Fade it at 4,200.
That’s still the mantra for some strategists convinced the nascent rebound in US equities is likely to run out of steam at or near current levels.
In “Chasing Ghosts,” I described the thinking among skeptics. That level on the S&P 500 is seen as “a kind of bridge too far for a star-crossed bear market rally condemned to collapse under the weight of negative earnings revisions.”
In the latest installment of his popular weekly “Flow Show” series, BofA’s Michael Hartnett underscored the point. “We say fade SPX >4,200,” he wrote. Hartnett would “go short” at 4,342, near the 200-day moving average (figure below).
There are a hodgepodge of reasons to believe stocks could run away higher in an extension of what, so far, has been a rally driven by systematic flows and short covering of one sort of another. There’s scope for trend-followers to add longs, and for vol control strats to re-allocate to equities contingent on a generally well behaved market, for example.
As discussed in the linked article (above) fundamental and discretionary investors were out of position, and some of them are chasing. “Are you still sure 4,200 is the summer high?” Hartnett wrote, describing the mood, and calling the rally “painful for many.”
“Prominent, high-profile Tech / Growth HF investors have been destroyed YTD for obvious reasons, but then too saw [big] underperformance versus the basic index during July’s rally,” Nomura’s Charlie McElligott remarked, citing recent media headlines.
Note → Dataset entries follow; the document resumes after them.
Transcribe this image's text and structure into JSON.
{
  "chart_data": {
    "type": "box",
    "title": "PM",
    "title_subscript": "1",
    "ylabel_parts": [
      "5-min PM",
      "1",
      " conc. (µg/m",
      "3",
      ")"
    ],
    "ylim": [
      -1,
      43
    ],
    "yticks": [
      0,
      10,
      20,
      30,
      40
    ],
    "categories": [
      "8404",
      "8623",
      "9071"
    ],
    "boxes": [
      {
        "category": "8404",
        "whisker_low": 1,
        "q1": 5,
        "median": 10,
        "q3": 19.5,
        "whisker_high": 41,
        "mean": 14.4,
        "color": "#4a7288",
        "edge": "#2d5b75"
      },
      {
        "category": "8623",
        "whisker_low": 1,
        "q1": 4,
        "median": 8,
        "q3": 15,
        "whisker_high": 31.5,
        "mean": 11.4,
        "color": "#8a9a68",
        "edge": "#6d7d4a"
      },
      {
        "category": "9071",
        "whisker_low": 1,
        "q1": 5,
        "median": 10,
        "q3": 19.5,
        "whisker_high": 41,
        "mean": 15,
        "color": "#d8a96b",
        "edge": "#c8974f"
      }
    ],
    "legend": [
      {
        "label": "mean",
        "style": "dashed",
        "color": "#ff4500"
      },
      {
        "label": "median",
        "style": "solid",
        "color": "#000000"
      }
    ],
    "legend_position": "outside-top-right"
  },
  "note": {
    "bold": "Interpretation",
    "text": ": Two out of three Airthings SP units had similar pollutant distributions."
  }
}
The figure (above) shows the Long/Short crowd’s rolling one-month beta to the S&P. It sits in just the 9%ile.
Like Nomura’s McElligott, Goldman’s Cecilia Mariotti and Christian Mueller-Glissmann see scope for an extension of the rally driven by systematics, but also like McElligott, they alluded to the risk that material additional upside for equities from here could be counterproductive under the circumstances.
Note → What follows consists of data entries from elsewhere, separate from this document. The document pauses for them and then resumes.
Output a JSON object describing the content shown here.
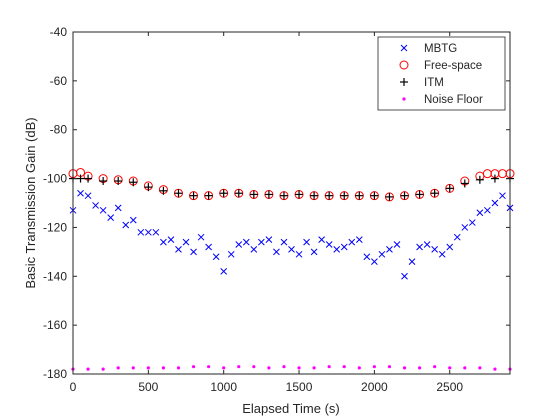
{
  "chart_data": {
    "type": "scatter",
    "xlabel": "Elapsed Time (s)",
    "ylabel": "Basic Transmission Gain (dB)",
    "xlim": [
      0,
      2900
    ],
    "ylim": [
      -180,
      -40
    ],
    "xticks": [
      0,
      500,
      1000,
      1500,
      2000,
      2500
    ],
    "yticks": [
      -40,
      -60,
      -80,
      -100,
      -120,
      -140,
      -160,
      -180
    ],
    "xtick_labels": [
      "0",
      "500",
      "1000",
      "1500",
      "2000",
      "2500"
    ],
    "ytick_labels": [
      "-40",
      "-60",
      "-80",
      "-100",
      "-120",
      "-140",
      "-160",
      "-180"
    ],
    "grid": false,
    "legend_position": "top-right",
    "series": [
      {
        "name": "MBTG",
        "marker": "x",
        "color": "#0000ff",
        "x": [
          0,
          50,
          100,
          150,
          200,
          250,
          300,
          350,
          400,
          450,
          500,
          550,
          600,
          650,
          700,
          750,
          800,
          850,
          900,
          950,
          1000,
          1050,
          1100,
          1150,
          1200,
          1250,
          1300,
          1350,
          1400,
          1450,
          1500,
          1550,
          1600,
          1650,
          1700,
          1750,
          1800,
          1850,
          1900,
          1950,
          2000,
          2050,
          2100,
          2150,
          2200,
          2250,
          2300,
          2350,
          2400,
          2450,
          2500,
          2550,
          2600,
          2650,
          2700,
          2750,
          2800,
          2850,
          2900
        ],
        "y": [
          -113,
          -106,
          -107,
          -111,
          -113,
          -116,
          -112,
          -119,
          -117,
          -122,
          -122,
          -122,
          -126,
          -125,
          -129,
          -126,
          -130,
          -124,
          -128,
          -132,
          -138,
          -131,
          -127,
          -126,
          -129,
          -126,
          -125,
          -130,
          -126,
          -129,
          -131,
          -126,
          -130,
          -125,
          -127,
          -129,
          -128,
          -126,
          -125,
          -132,
          -134,
          -131,
          -129,
          -127,
          -140,
          -134,
          -128,
          -127,
          -129,
          -131,
          -128,
          -124,
          -120,
          -118,
          -114,
          -113,
          -110,
          -107,
          -112
        ]
      },
      {
        "name": "Free-space",
        "marker": "o",
        "color": "#ff0000",
        "x": [
          0,
          50,
          100,
          200,
          300,
          400,
          500,
          600,
          700,
          800,
          900,
          1000,
          1100,
          1200,
          1300,
          1400,
          1500,
          1600,
          1700,
          1800,
          1900,
          2000,
          2100,
          2200,
          2300,
          2400,
          2500,
          2600,
          2700,
          2750,
          2800,
          2850,
          2900
        ],
        "y": [
          -98,
          -97.5,
          -99,
          -100,
          -100.5,
          -101,
          -103,
          -104.5,
          -106,
          -107,
          -107,
          -106,
          -106,
          -106.5,
          -106.5,
          -107,
          -106.5,
          -107,
          -107,
          -107,
          -107,
          -107,
          -107.5,
          -107,
          -106.5,
          -106,
          -104,
          -101,
          -99,
          -98,
          -98,
          -98,
          -98
        ]
      },
      {
        "name": "ITM",
        "marker": "+",
        "color": "#000000",
        "x": [
          0,
          50,
          100,
          200,
          300,
          400,
          500,
          600,
          700,
          800,
          900,
          1000,
          1100,
          1200,
          1300,
          1400,
          1500,
          1600,
          1700,
          1800,
          1900,
          2000,
          2100,
          2200,
          2300,
          2400,
          2500,
          2600,
          2700,
          2800,
          2900
        ],
        "y": [
          -100,
          -100,
          -100,
          -101,
          -101,
          -101.5,
          -103.5,
          -105,
          -106,
          -107,
          -107,
          -106,
          -106,
          -106.5,
          -106.5,
          -107,
          -106.5,
          -107,
          -107,
          -107,
          -107,
          -107,
          -107.5,
          -107,
          -106.5,
          -106,
          -104,
          -102,
          -100.5,
          -100,
          -100
        ]
      },
      {
        "name": "Noise Floor",
        "marker": ".",
        "color": "#ff00ff",
        "x": [
          0,
          100,
          200,
          300,
          400,
          500,
          600,
          700,
          800,
          900,
          1000,
          1100,
          1200,
          1300,
          1400,
          1500,
          1600,
          1700,
          1800,
          1900,
          2000,
          2100,
          2200,
          2300,
          2400,
          2500,
          2600,
          2700,
          2800,
          2900
        ],
        "y": [
          -178,
          -178,
          -178,
          -177.5,
          -177.5,
          -177.5,
          -177.5,
          -177.5,
          -177,
          -177,
          -177.5,
          -177,
          -177,
          -177.5,
          -177,
          -177.5,
          -177.5,
          -177,
          -177,
          -177.5,
          -177,
          -177,
          -177.5,
          -177.5,
          -177,
          -177.5,
          -177.5,
          -177.5,
          -178,
          -178
        ]
      }
    ]
  }
}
“A further re-set in equity volatility can drive an increase in positioning across systematic investors,” Mariotti said, noting that “the extent of such re-risking has been limited so far but, if extended, it could contribute to further relief in the equity market.”
In addition, Goldman said risk parity strategies “might be pushed to add risk if the VIX remains in the low 20s and rate volatility continues to be under pressure,” while Mariotti sees “very few signs of re-risking in the hedge fund community despite the equity rally of the past few weeks.” The figures (above) provide some additional context.
The problem is always the same: This rally is counterproductive for a Fed desperately trying to tighten financial conditions. Officials were adamant about the primacy of the inflation fight this week. A bevy of Fed speakers pounded the table during a dizzying array of speaking engagements.
Chasing the rally is, to a certain extent anyway, akin to fighting the Fed. Historically, that’s a losing proposition.
At the same time, the macro backdrop is very dicey. On that front, there are two paths to a “rip lower” over the next four weeks, BofA’s Hartnett said. One entails a “very hot” string of data, which would embolden the Fed, another a “very cold” spate of data, in which case stocks could “catch down to the inverted yield curve” as the recession risk becomes real.
“Without clear signs of a positive shift in macro momentum, temporary re-risking could actually increase risks of another leg lower in the market rather than signal the end of the bear market,” Mariotti wrote. “This is particularly the case if the positive shift is driven by the systematic community and not by fundamental investors.”
Global equity funds saw outflows of $2.6 billion last week (a $5 billion outflow from mutual funds more than offset a $2.4 billion inflow to ETFs), while bonds raked in $11.7 billion, the most since November.
Glad Hartnett made the weed joke so I didn’t have to.